High blood pressure makes the thin-walled parenchymal arterioles that carry the blood neurons need constrict, so they carry less blood. Astrocytes, whose finger-like appendages cover most of the surface of these blood vessels, sense the increased pressure.

Filosa has shown that the increased arteriole constriction they sense appears to trigger an increase in calcium inside the astrocytes, an indicator that their activity level has gone up. The increased calcium can lead to many things but in this case, researchers think the calcium overload turns normally protective astrocytes bad. They appear to both increase constriction - apparently by tightening their grip on the blood vessels - and promote inflammation.
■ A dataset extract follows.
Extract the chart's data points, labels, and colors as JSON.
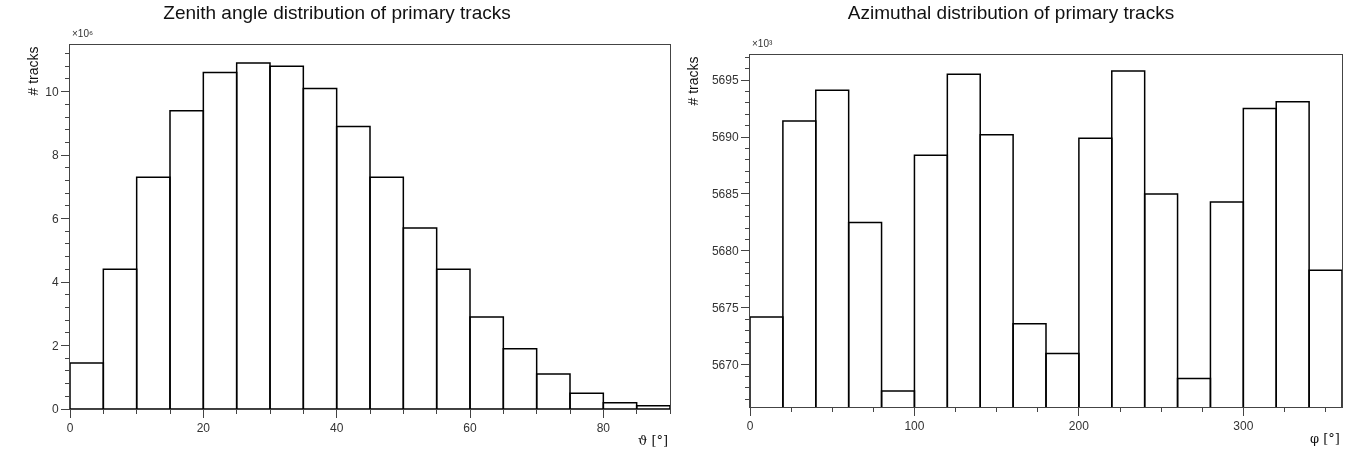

"It can shift who these astrocytes become," Filosa says. One of the many things they are further exploring is what happens, in turn, to the neurons.

They have evidence that one message neurons are not getting from these altered astrocytes is to reduce their resting activity even though less sustenance is available, creating an unhealthy balance for the brain.

"A lot of these things get activated as a protective mechanism, but chronically they can shift into being more deleterious," she notes.

Over time, high blood pressure also results in a remodeling and stiffening of previously agile blood vessel walls so there is even less blood flowing. Filosa hypothesizes that the unhealthy remodeling further alters the protective conversations the vessels, astrocytes and neurons should be having.

Eventually, communication appears to get reset so that resting blood flow and resting neuronal activity that enable basics like breathing are out of balance. "There is a rightward shift," Filosa says.

This imbalance may also eventually decrease the normal ability to increase blood flow and neuronal activity when it's time to solve a math problem or to have that significant conversation with a friend.

To better understand what goes bad, they are looking again at how a healthy balance happens and what hypertension does to it.

They are looking at what happens to calcium levels inside astrocytes in response to higher and lower pressures in the parenchymal arterioles in the brains of both normal mice and those that already have impaired blood flow. They also want to know what precisely mediates any change.

They are looking, both in brain slices and lab animals, at how pressure and flow changes in the fragile arterioles impact the resting activity of neurons in both the presence and absence of cardiovascular disease.

They want to know if at least one way a healthy balance occurs is by astrocytes recruiting GABAergic interneurons, which are known to play a role in inhibiting neuronal activity. They also are looking at which specific interneuron subtype drives neuronal response in the face of cardiovascular disease, suspecting it instead drives neuronal activity upward.

High blood pressure is a well-established risk factor for stroke and for cognitive function, in fact, a recent study published in Frontiers in Aging Neuroscience indicates that hypertension accelerates Alzheimer's development and that midlife control of high pressures may delay onset.

Rest is relative for neurons, which always are working at some level to maintain our basic functions. In fact, the majority of the brain's energy goes to maintain resting activity that enables basics like breathing, Filosa says.

Functionally evoked changes in blood flow - like when you are actively thinking or doing - temporarily override cerebral autoregulation that in a healthy state balances basal blood flow and resting neuronal activity.